Chamberlain Show in Bridge

The paintings are far more brilliant and complex than their reproductions would suggest
It Ain’t Cheap” is the title of a metal sculpture as well as a show of John Chamberlain’s metal paintings, a relatively unknown group of works from the 1960s, on view in Bridgehampton for two more weeks. Ronald Amstutz

    The exhibition of John Chamberlain’s metal paintings from the mid-1960s at the Dan Flavin Art Institute in Bridgehampton has not exactly set the world on fire, but it is the kind of focused, well-considered presentation complementing the Flavin installation upstairs that the Dia Art Foundation, which owns the institute, turns out annually.

    With a changeover about to occur after April 27, it is worth catching it before it goes.
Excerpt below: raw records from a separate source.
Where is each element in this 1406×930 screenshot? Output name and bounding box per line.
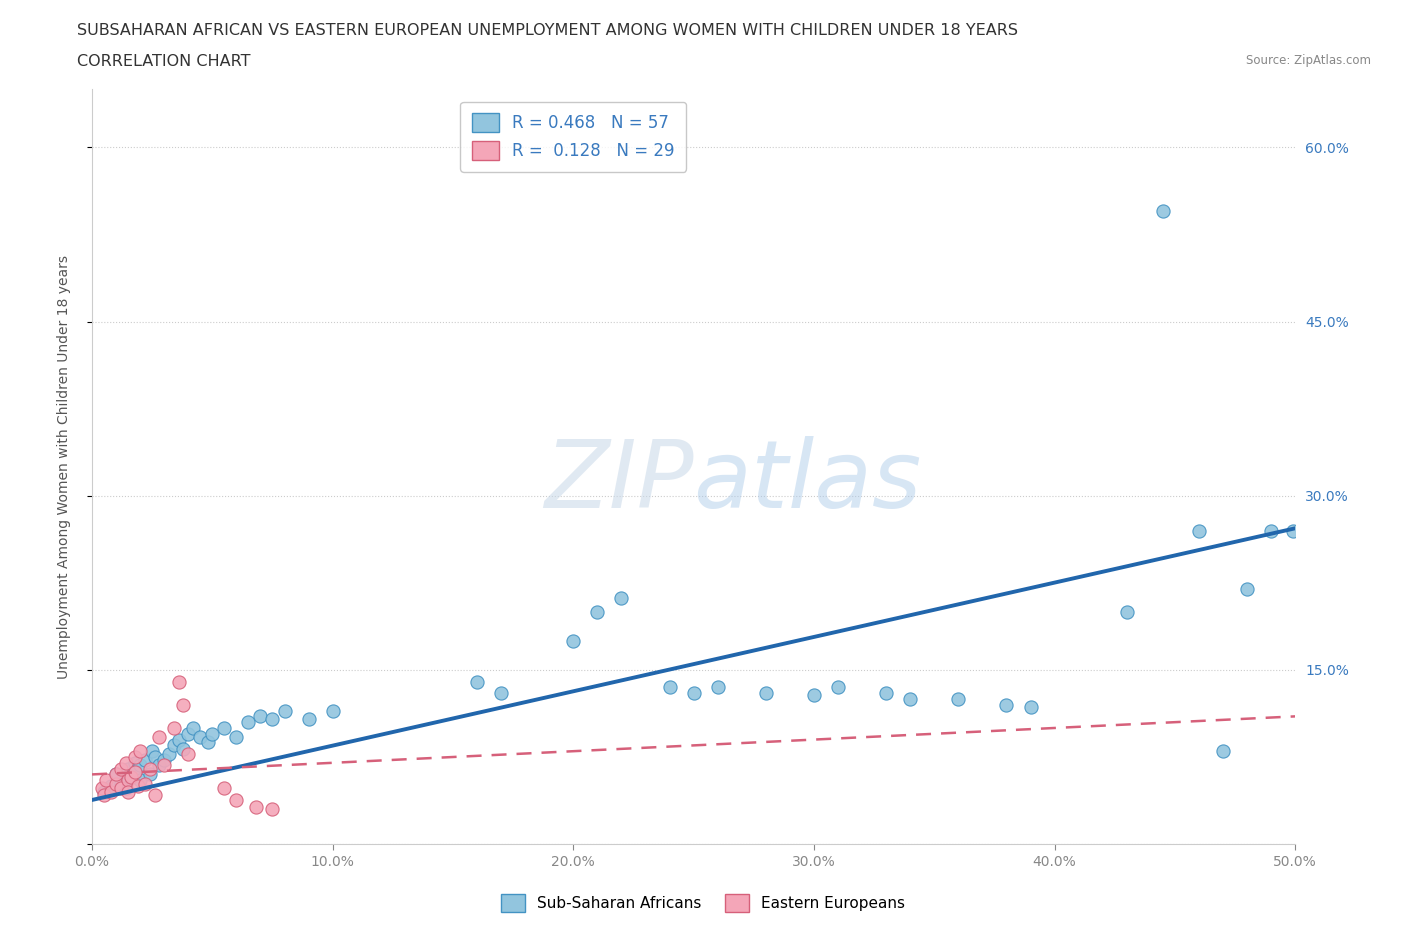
Point: [658, 680, 681, 695]
Point: [1188, 524, 1211, 538]
Point: [188, 730, 211, 745]
Point: [297, 711, 319, 726]
Point: [153, 753, 176, 768]
Point: [225, 730, 247, 745]
Point: [875, 685, 897, 700]
Point: [1260, 524, 1282, 538]
Point: [143, 750, 166, 764]
Point: [249, 709, 271, 724]
Point: [995, 698, 1018, 712]
Point: [124, 755, 146, 770]
Point: [124, 750, 146, 764]
Point: [163, 737, 186, 752]
Point: [214, 781, 236, 796]
Point: [105, 767, 128, 782]
Point: [1019, 699, 1042, 714]
Point: [177, 726, 200, 741]
Point: [93, 788, 115, 803]
Point: [139, 761, 162, 776]
Point: [610, 591, 633, 605]
Point: [465, 674, 488, 689]
Point: [143, 788, 166, 803]
Point: [90, 781, 112, 796]
Point: [177, 746, 200, 761]
Point: [117, 784, 139, 799]
Point: [172, 741, 194, 756]
Point: [148, 758, 170, 773]
Point: [120, 769, 142, 784]
Point: [197, 735, 219, 750]
Point: [117, 773, 139, 788]
Y-axis label: Unemployment Among Women with Children Under 18 years: Unemployment Among Women with Children U…: [58, 255, 72, 679]
Point: [129, 758, 152, 773]
Point: [114, 755, 136, 770]
Point: [827, 680, 849, 695]
Point: [141, 744, 163, 759]
Point: [134, 753, 156, 768]
Text: ZIP: ZIP: [544, 436, 693, 527]
Legend: Sub-Saharan Africans, Eastern Europeans: Sub-Saharan Africans, Eastern Europeans: [495, 888, 911, 918]
Point: [110, 777, 132, 791]
Point: [100, 778, 122, 793]
Point: [586, 604, 609, 619]
Point: [105, 777, 128, 791]
Point: [706, 680, 728, 695]
Point: [1152, 204, 1174, 219]
Point: [755, 685, 778, 700]
Point: [201, 726, 224, 741]
Point: [114, 781, 136, 796]
Point: [322, 703, 344, 718]
Point: [1281, 524, 1303, 538]
Point: [157, 746, 180, 761]
Point: [489, 685, 512, 700]
Text: CORRELATION CHART: CORRELATION CHART: [77, 54, 250, 69]
Point: [167, 732, 190, 747]
Point: [124, 764, 146, 779]
Text: SUBSAHARAN AFRICAN VS EASTERN EUROPEAN UNEMPLOYMENT AMONG WOMEN WITH CHILDREN UN: SUBSAHARAN AFRICAN VS EASTERN EUROPEAN U…: [77, 23, 1018, 38]
Point: [148, 730, 170, 745]
Point: [134, 777, 156, 791]
Point: [225, 792, 247, 807]
Point: [117, 761, 139, 776]
Point: [127, 778, 149, 793]
Point: [273, 703, 295, 718]
Point: [139, 767, 162, 782]
Point: [105, 767, 128, 782]
Point: [803, 688, 825, 703]
Point: [124, 764, 146, 779]
Point: [898, 692, 921, 707]
Legend: R = 0.468   N = 57, R =  0.128   N = 29: R = 0.468 N = 57, R = 0.128 N = 29: [460, 101, 686, 172]
Point: [262, 711, 284, 726]
Point: [682, 685, 704, 700]
Point: [100, 784, 122, 799]
Point: [1236, 581, 1258, 596]
Point: [110, 761, 132, 776]
Point: [93, 784, 115, 799]
Point: [245, 800, 267, 815]
Point: [129, 773, 152, 788]
Point: [262, 802, 284, 817]
Point: [1212, 744, 1234, 759]
Point: [562, 633, 585, 648]
Point: [120, 769, 142, 784]
Point: [129, 744, 152, 759]
Point: [110, 781, 132, 796]
Text: Source: ZipAtlas.com: Source: ZipAtlas.com: [1246, 54, 1371, 67]
Point: [1115, 604, 1137, 619]
Text: atlas: atlas: [693, 436, 922, 527]
Point: [96, 773, 118, 788]
Point: [214, 721, 236, 736]
Point: [167, 674, 190, 689]
Point: [181, 721, 204, 736]
Point: [238, 715, 260, 730]
Point: [172, 698, 194, 712]
Point: [153, 758, 176, 773]
Point: [163, 721, 186, 736]
Point: [948, 692, 970, 707]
The paintings are far more brilliant and complex than their reproductions would suggest. They have a Day-Glo, flower-power feeling from the era, which also brings into play the hard-edged abstraction of Minimalism.

    “It Ain’t Cheap,” the title of the show, takes its name from the one sculpture included in the show from the same period. Several of the paintings, which were made with car paint and metal flake, are named from popular musical groups from the time, such as the Lovin’ Spoonful and the Sensations.

    The paintings, which are rarely exhibited, were first shown at the Leo Castelli Gallery in New York in 1965.